Service Interruption

Incident Report for SCORM Cloud

Postmortem

At 1:15 AM UTC on March 13th, we updated a value in our production Consul server to remove a MIME-type black list entry. This change was expected and approved, but an error occurred in the manual update process. The error did not surface as a problem until our database credentials rotated on their regular schedule. Once our monitoring systems detected the problem, our SREs responded. A timeline of the response is detailed below (all times are in UTC):

10:55 AM, automated systems paged the on-call SRE
10:56 AM, the SRE acknowledged the page
10:58 AM, SCORM Cloud went offline (returning a 404 for all requests)
11:08 AM, after an initial investigation failed, the on-call SRE paged the backup SRE for assistance
11:16 AM, the backup SRE acknowledged the page
11:20 AM, the backup SRE began investigation
11:21 AM, SREs updated the status page
11:23 AM, SREs identified the root cause
11:26 AM, SREs fixed the invalid Consul entry and performed a rolling restart of existing unhealthy instances
11:30 AM, monitoring reported that the service was back online

‌

We have implemented new procedures for all future updates to our Consul server. We have also identified two improvements to our dynamic configuration system. These changes will make our dynamic configuration more resilient to errors and notify us of errors immediately.
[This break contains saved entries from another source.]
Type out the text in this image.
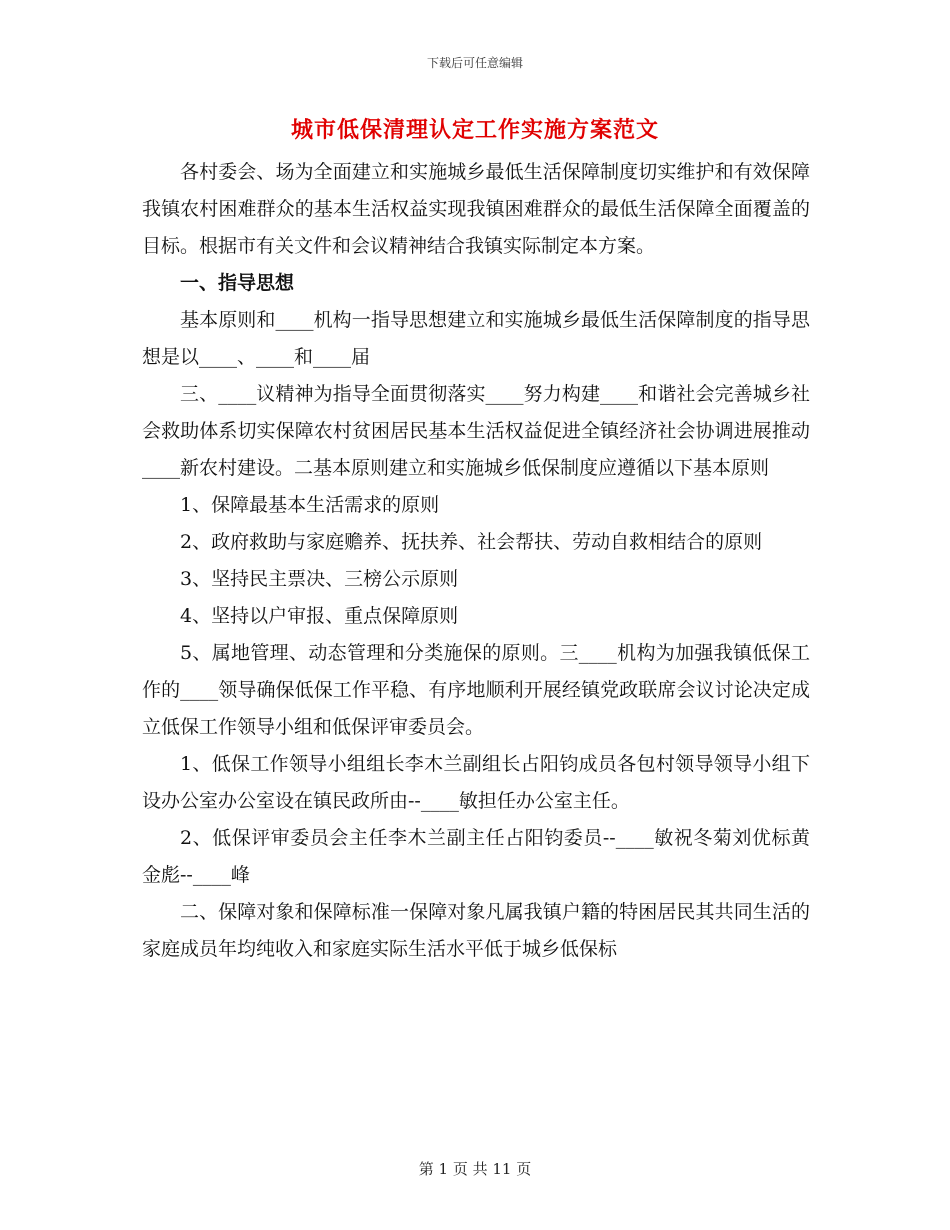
下载后可任意编辑
城市低保清理认定工作实施方案范文

各村委会、场为全面建立和实施城乡最低生活保障制度切实维护和有效保障我镇农村困难群众的基本生活权益实现我镇困难群众的最低生活保障全面覆盖的目标。根据市有关文件和会议精神结合我镇实际制定本方案。

一、指导思想

基本原则和____机构一指导思想建立和实施城乡最低生活保障制度的指导思想是以____、____和____届

三、____议精神为指导全面贯彻落实____努力构建____和谐社会完善城乡社会救助体系切实保障农村贫困居民基本生活权益促进全镇经济社会协调进展推动____新农村建设。二基本原则建立和实施城乡低保制度应遵循以下基本原则

1、保障最基本生活需求的原则

2、政府救助与家庭赡养、抚扶养、社会帮扶、劳动自救相结合的原则

3、坚持民主票决、三榜公示原则

4、坚持以户审报、重点保障原则

5、属地管理、动态管理和分类施保的原则。三____机构为加强我镇低保工作的____领导确保低保工作平稳、有序地顺利开展经镇党政联席会议讨论决定成立低保工作领导小组和低保评审委员会。

1、低保工作领导小组组长李木兰副组长占阳钧成员各包村领导领导小组下设办公室办公室设在镇民政所由--____敏担任办公室主任。

2、低保评审委员会主任李木兰副主任占阳钧委员--____敏祝冬菊刘优标黄金彪--____峰

二、保障对象和保障标准一保障对象凡属我镇户籍的特困居民其共同生活的家庭成员年均纯收入和家庭实际生活水平低于城乡低保标

第 1 页 共 11 页
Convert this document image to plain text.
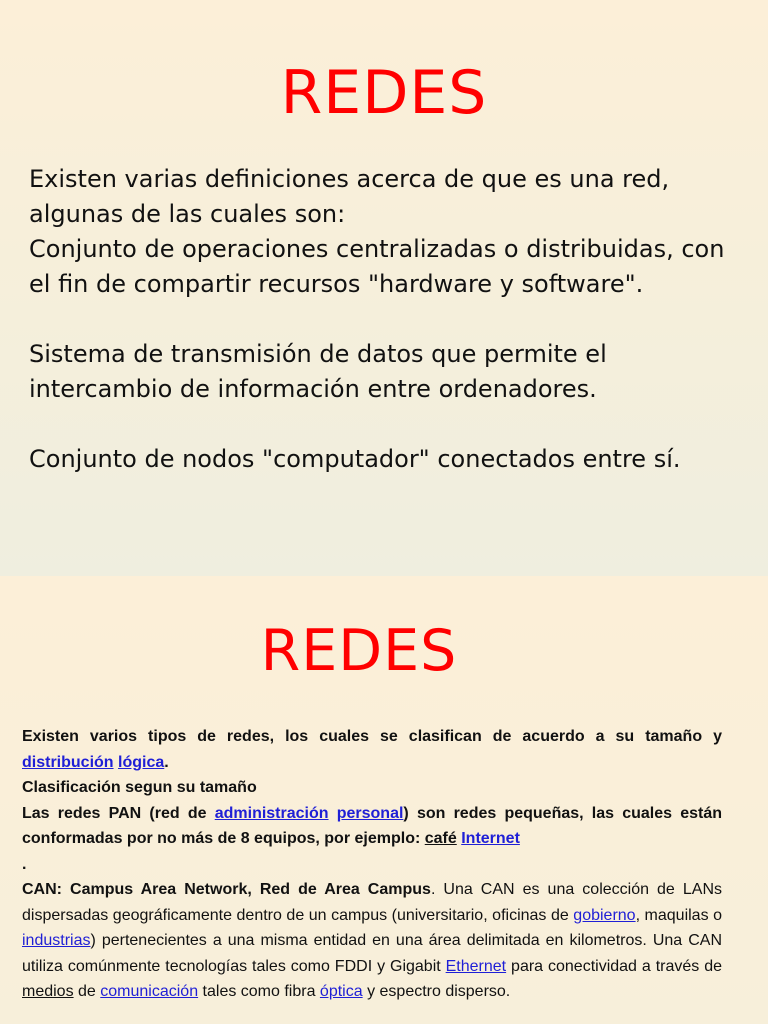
REDES

Existen varias definiciones acerca de que es una red,

algunas de las cuales son:

Conjunto de operaciones centralizadas o distribuidas, con

el fin de compartir recursos "hardware y software".

Sistema de transmisión de datos que permite el

intercambio de información entre ordenadores.

Conjunto de nodos "computador" conectados entre sí.

REDES

Existen varios tipos de redes, los cuales se clasifican de acuerdo a su tamaño y distribución lógica.

Clasificación segun su tamaño

Las redes PAN (red de administración personal) son redes pequeñas, las cuales están conformadas por no más de 8 equipos, por ejemplo: café Internet
.

CAN: Campus Area Network, Red de Area Campus. Una CAN es una colección de LANs dispersadas geográficamente dentro de un campus (universitario, oficinas de gobierno, maquilas o industrias) pertenecientes a una misma entidad en una área delimitada en kilometros. Una CAN utiliza comúnmente tecnologías tales como FDDI y Gigabit Ethernet para conectividad a través de medios de comunicación tales como fibra óptica y espectro disperso.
Posted Mar 16, 2020 - 21:09 UTC

Resolved

This incident has been resolved. We will write a postmortem with more information soon and post it on our status page.

Posted Mar 13, 2020 - 11:50 UTC

Monitoring

A fix has been implemented and we are monitoring the results.

Posted Mar 13, 2020 - 11:34 UTC

Investigating

We are currently investigating an unexpected service interruption.

Posted Mar 13, 2020 - 11:21 UTC

This incident affected: SCORM Cloud Website and SCORM Cloud API.